Le gouvernement indemnise
des “victimes de violences en politique”

Le gouvernement va indemniser à hauteur de 190 millions de francs CFA (290.000 euros) une dizaine de personnes ou leurs familles qui ont été “victimes de violences en politique”. Une enveloppe globale de 180.115.000 FCFA sera attribuée aux proches de sept personnes qui “ont perdu la vie”, le reste sera distribué entre des personnes victimes de “coups et blessures” ou d’actes de “vandalisme”, a indiqué le gouvernement, dans un communiqué, sans préciser ni l’identité ni les circonstances dans lesquelles les victimes sont mortes.
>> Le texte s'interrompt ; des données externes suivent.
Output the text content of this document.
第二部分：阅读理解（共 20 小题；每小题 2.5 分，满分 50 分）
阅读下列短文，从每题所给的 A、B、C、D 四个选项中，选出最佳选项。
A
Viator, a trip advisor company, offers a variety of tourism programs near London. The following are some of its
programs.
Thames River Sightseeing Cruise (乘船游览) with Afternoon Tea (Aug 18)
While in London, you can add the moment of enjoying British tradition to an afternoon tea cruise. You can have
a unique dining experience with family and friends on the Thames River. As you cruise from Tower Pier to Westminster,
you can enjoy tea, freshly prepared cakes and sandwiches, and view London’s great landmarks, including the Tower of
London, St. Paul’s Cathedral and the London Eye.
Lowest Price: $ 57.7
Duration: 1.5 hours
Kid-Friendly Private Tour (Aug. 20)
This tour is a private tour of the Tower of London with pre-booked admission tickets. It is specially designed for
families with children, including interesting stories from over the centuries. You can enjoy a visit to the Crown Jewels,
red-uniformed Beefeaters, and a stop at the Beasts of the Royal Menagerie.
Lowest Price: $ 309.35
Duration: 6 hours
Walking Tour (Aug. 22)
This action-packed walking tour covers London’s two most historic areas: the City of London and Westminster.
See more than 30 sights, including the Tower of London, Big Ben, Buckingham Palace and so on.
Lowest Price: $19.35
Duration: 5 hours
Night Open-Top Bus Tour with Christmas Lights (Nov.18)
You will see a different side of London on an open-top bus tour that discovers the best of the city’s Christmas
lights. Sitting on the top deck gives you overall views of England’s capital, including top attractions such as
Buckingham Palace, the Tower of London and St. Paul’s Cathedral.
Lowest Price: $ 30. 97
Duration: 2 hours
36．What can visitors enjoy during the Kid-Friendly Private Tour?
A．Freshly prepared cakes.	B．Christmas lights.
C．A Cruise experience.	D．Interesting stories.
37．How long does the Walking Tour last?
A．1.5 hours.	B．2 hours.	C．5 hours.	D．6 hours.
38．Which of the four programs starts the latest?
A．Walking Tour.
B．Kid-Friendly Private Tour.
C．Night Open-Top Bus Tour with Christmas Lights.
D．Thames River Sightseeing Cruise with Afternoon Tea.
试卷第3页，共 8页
En 2002, le gouvernement avait annoncé la création d’un fonds de 5,431 milliards de FCFA (8,3 millions d’euros) pour indemniser “les victimes de violences en politique”.
Le 30 mars 2001, lors de la “journée nationale de pardon”, le président Blaise Compaoré avait présenté des excuses à ses compatriotes et leur avait exprimé ses “profonds regrets pour les “tortures, les crimes, les injustices commis depuis 1960” dans son pays. Il avait alors pris “l’engagement ferme et solennel” de la création de ce fonds d’indemnisation.
La veuve de l’ancien président Thomas Sankara, Mariam Sankara, et la famille du journaliste Norbert Zongo, assassiné en décembre 1998, avaient refusé de participer à cette manifestation, estimant qu’il “fallait rechercher la vérité, la justice, avant d’arriver à la réconciliation”.